Most web apps use one or more “worker” dynos for handling asynchronous job processing.

On Heroku, every app gets a “web” dyno by default. If you have dynos running for other processes listed in your Procfile, those will be considered “worker” dynos. Worker dynos do not (and cannot) handle web requests. They are used for asynchronous jobs—either on a schedule or pulled from a queue.

Judoscale can autoscale worker dynos for many languages and job backends. The current list of supported languages and frameworks is here.

Install an adapter library for your job backend

When choosing a worker dyno from the dyno selector, you will be prompted automatically to install an adapter library.

Dyno selector

Prompt to install worker adapter

The adapter installation modal will guide you through the steps needed for your language and job backend. Once you’ve installed the adapter and deployed your code, you will see job queue metrics on your worker dyno page.

Job queue time

Choose job queues to monitor

Often you don’t want to autoscale based on all of your job queues. You might have some low-priority queues where high queue time is acceptable, or you might have your queues split over multiple worker dyno processes.

This why you need to tell Judoscale which queues to monitor. In your worker dyno settings, you’ll see the “Queues” option.

Select worker queues

With multiple queues selected, Judoscale will monitor the maximum queue time of those queues.

Worker queue time

Again, this is why you might want to omit a low priority queue where high queue time is acceptable—you don’t want that queue to trigger autoscaling.

What is job queue time?

Job queue time is the time elapsed between when the job is enqueued and when it is “picked up” for processing.

Job queue time visualization

Some job backends (such as Sidekiq) call this “latency” instead of queue time, but they mean the same.

Sidekiq example

Judoscale collects queue time for all of your job queues. The queue time you see in Judoscale is the maximum queue time for all selected queues in 10-second buckets.

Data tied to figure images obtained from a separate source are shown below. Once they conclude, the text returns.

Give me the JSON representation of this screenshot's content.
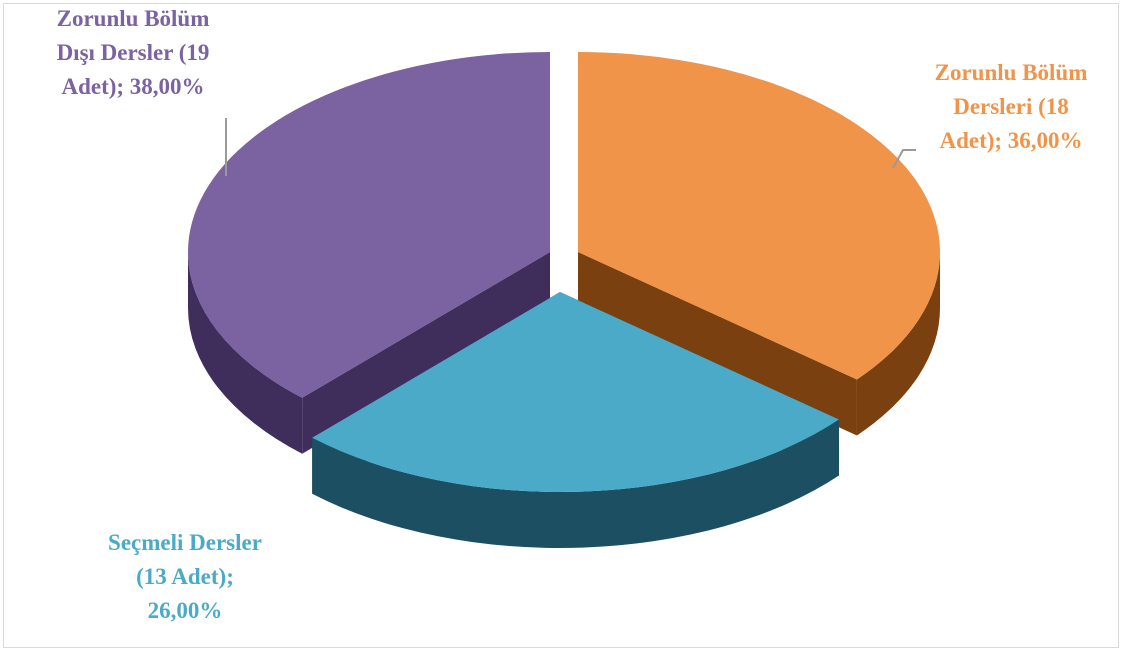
{
  "chart_data": {
    "type": "pie",
    "style": "3d-exploded",
    "slices": [
      {
        "label": "Zorunlu  Bölüm\nDersleri  (18\nAdet); 36,00%",
        "count": 18,
        "percent": 36.0,
        "color": "#f0944a",
        "dark": "#7a4010"
      },
      {
        "label": "Seçmeli Dersler\n(13 Adet);\n26,00%",
        "count": 13,
        "percent": 26.0,
        "color": "#4aaac8",
        "dark": "#1d4f62"
      },
      {
        "label": "Zorunlu  Bölüm\nDışı Dersler  (19\nAdet); 38,00%",
        "count": 19,
        "percent": 38.0,
        "color": "#7b62a0",
        "dark": "#3f2d5c"
      }
    ]
  }
}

Queue time vs. queue depth

Queue depth is the number of jobs waiting in a queue, and it has a direct relationship with queue time—as queue depth increases, so does queue time.

Judoscale only uses queue time for autoscaling because it aligns directly with service level expectations. If users are waiting on certain jobs to complete, for example, you can use that knowledge to set a corresonding queue time threshold for autoscaling.

Queue depth doesn’t translate as easily. Is 1,000 jobs too many? 10,000? What if the entire queue can be completed in less than a second? It’s much clearer to say “we expect these jobs to be performed within 5 seconds”, and configure your autoscaling accordingly.

Note that if your jobs take a long time to run, that’s outside the scope of queue time and autoscaling (because autoscaling will not improve job execution time). You will want separate monitoring in place for job performance.